I'm working on a single-page web application. It has ASP.NET Core 3 back end and Angular 9 front end. I run the back end in Visual Studio, on IIS Express, at http://localhost:59280. The front end runs in Visual Studio Code, using ng serve, at http://localhost:4200. Previously I didn't need to turn on CORS in the back-end, because I only tested the app in Chrome, and adding the --disable-web-security command-line argument was enough to turn off the Same Origin Policy. On the live server there is no need for CORS, the above cross-origin situation only occurs on my dev machine.
Now I'd like to debug the frontend in Firefox, but since it's not possible to turn off the Same Origin Policy for Firefox, I have to turn on CORS in the back end. Unfortunately, it doesn't work, because I use Windows Authentication, and it stops the by-default unauthenticated CORS preflight request. This could be solved if I could let HTTP OPTIONS requests be processed without Windows Authentication. I thought this could be done by adding something like this to web.config:
<system.webServer>
<security>
<authentication>
<anonymousAuthentication enabled="true" />
</authentication>
<authorization>
<add accessType="Allow" verbs="OPTIONS" users="*" />
</authorization>
</security>
</system.webServer>
...but I got an error message: "This configuration section cannot be used at this path.

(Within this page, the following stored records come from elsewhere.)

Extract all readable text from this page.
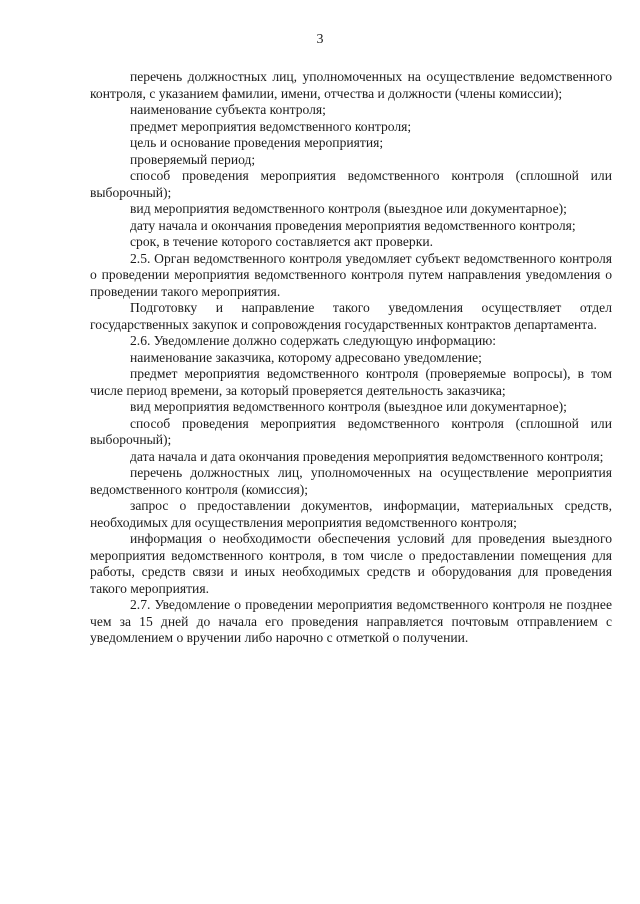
3

перечень должностных лиц, уполномоченных на осуществление ведомственного контроля, с указанием фамилии, имени, отчества и должности (члены комиссии);

наименование субъекта контроля;

предмет мероприятия ведомственного контроля;

цель и основание проведения мероприятия;

проверяемый период;

способ проведения мероприятия ведомственного контроля (сплошной или выборочный);

вид мероприятия ведомственного контроля (выездное или документарное);

дату начала и окончания проведения мероприятия ведомственного контроля;

срок, в течение которого составляется акт проверки.

2.5. Орган ведомственного контроля уведомляет субъект ведомственного контроля о проведении мероприятия ведомственного контроля путем направления уведомления о проведении такого мероприятия.

Подготовку и направление такого уведомления осуществляет отдел государственных закупок и сопровождения государственных контрактов департамента.

2.6. Уведомление должно содержать следующую информацию:

наименование заказчика, которому адресовано уведомление;

предмет мероприятия ведомственного контроля (проверяемые вопросы), в том числе период времени, за который проверяется деятельность заказчика;

вид мероприятия ведомственного контроля (выездное или документарное);

способ проведения мероприятия ведомственного контроля (сплошной или выборочный);

дата начала и дата окончания проведения мероприятия ведомственного контроля;

перечень должностных лиц, уполномоченных на осуществление мероприятия ведомственного контроля (комиссия);

запрос о предоставлении документов, информации, материальных средств, необходимых для осуществления мероприятия ведомственного контроля;

информация о необходимости обеспечения условий для проведения выездного мероприятия ведомственного контроля, в том числе о предоставлении помещения для работы, средств связи и иных необходимых средств и оборудования для проведения такого мероприятия.

2.7. Уведомление о проведении мероприятия ведомственного контроля не позднее чем за 15 дней до начала его проведения направляется почтовым отправлением с уведомлением о вручении либо нарочно с отметкой о получении.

This happens when the section is locked at a parent level." Apparently web.config is in conflict with launchSettings.json, which seems to control authentication when the back end is run on IIS Express in Visual Studio, using these two lines:
{
"iisSettings": {
"windowsAuthentication": true,
"anonymousAuthentication": false,
...
I don't know how I could turn off Windows Authentication separately for HTTP OPTIONS requests, using only launchSettings.json.
Is there a way to turn off Windows Authentication separately for HTTP OPTIONS requests, in an ASP.NET Core 3 application?
1) The above web.config settings work, I only had to unlock the "anonymousAuthentication" section in applicationhost.config in the .vs directory: <section name="anonymousAuthentication" overrideModeDefault="Allow" />. The value of the "anonymousAuthentication" parameter in launchSettings.json doesn't matter.
2) Following @MartinStaufcik's suggestion, I added a middleware at the beginning of StartUp.Configure(), which responds to the preflight request (MDN):
app.Use(async (context, next) => {
if (context.Request.Method == "OPTIONS") {
context.Response.StatusCode = 204;
context.Response.Headers.Add("Access-Control-Allow-Origin", context.Request.Headers["Origin"]);
context.Response.Headers.Add("Access-Control-Allow-Headers", "Origin, X-Requested-With, Content-Type, Accept");
context.Response.Headers.Add("Access-Control-Allow-Methods", "GET, POST, PUT, DELETE, OPTIONS");
context.Response.Headers.Add("Access-Control-Allow-Credentials", "true");
return;
}
await next();
});
3) I also had to add { withCredentials: true } to the arguments of HttpClient.post() in the Angular 9 front end. Without this, the OPTIONS request got 204, but the subsequent POST got 401.